Molti Noachidi si chiedono cosa Potevo fare quando si affronta il dolore e la perdita. Sebbene non esistano rituali di lutto obbligatori per i Noachidi, di seguito sono riportati alcuni suggerimenti che possono offrire conforto e struttura in tali momenti. Tuttavia, è fondamentale comprendere che si tratta di pratiche volontarie. Eseguirle per senso del dovere o come usanze religiose fisse potrebbe portare alla creazione di una nuova religione, che è esplicitamente proibita ai Noachidi (Rambam, Mishneh Torah, Hilchot Melachim 10:9).

Sebbene le Sette Leggi Noachidi non affrontino esplicitamente questo argomento, il rabbino Nissim Gaon sottolinea che non tutte le leggi e i loro derivati richiedono la rivelazione.1

Sebbene i Noachidi non abbiano specifici doveri religiosi nei confronti dei loro defunti, le loro azioni sono influenzate dai valori e dagli insegnamenti della Torah. Pertanto, se un Noachide desidera vivere secondo gli insegnamenti che l'Ebraismo offre ai non ebrei, deve cercare nella Torah una guida su come affrontare la morte.
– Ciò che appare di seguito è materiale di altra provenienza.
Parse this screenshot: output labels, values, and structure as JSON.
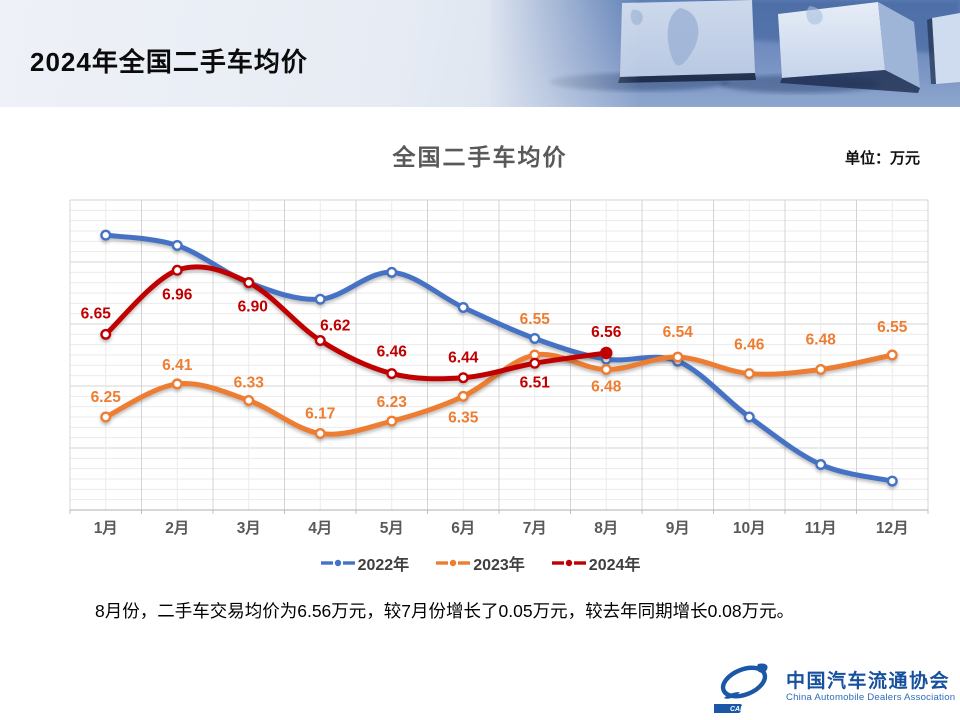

Molto è stato scritto sulle leggi e le usanze ebraiche riguardanti la morte, inclusi alcuni trattati del Talmud. Tuttavia, nella letteratura ebraica si trovano poche informazioni su come i non ebrei dovrebbero affrontare la morte e il lutto, poiché i rabbini del passato hanno scritto poco sulle leggi che si applicavano specificamente ai non ebrei, e questa conoscenza non è stata ampiamente diffusa o applicata.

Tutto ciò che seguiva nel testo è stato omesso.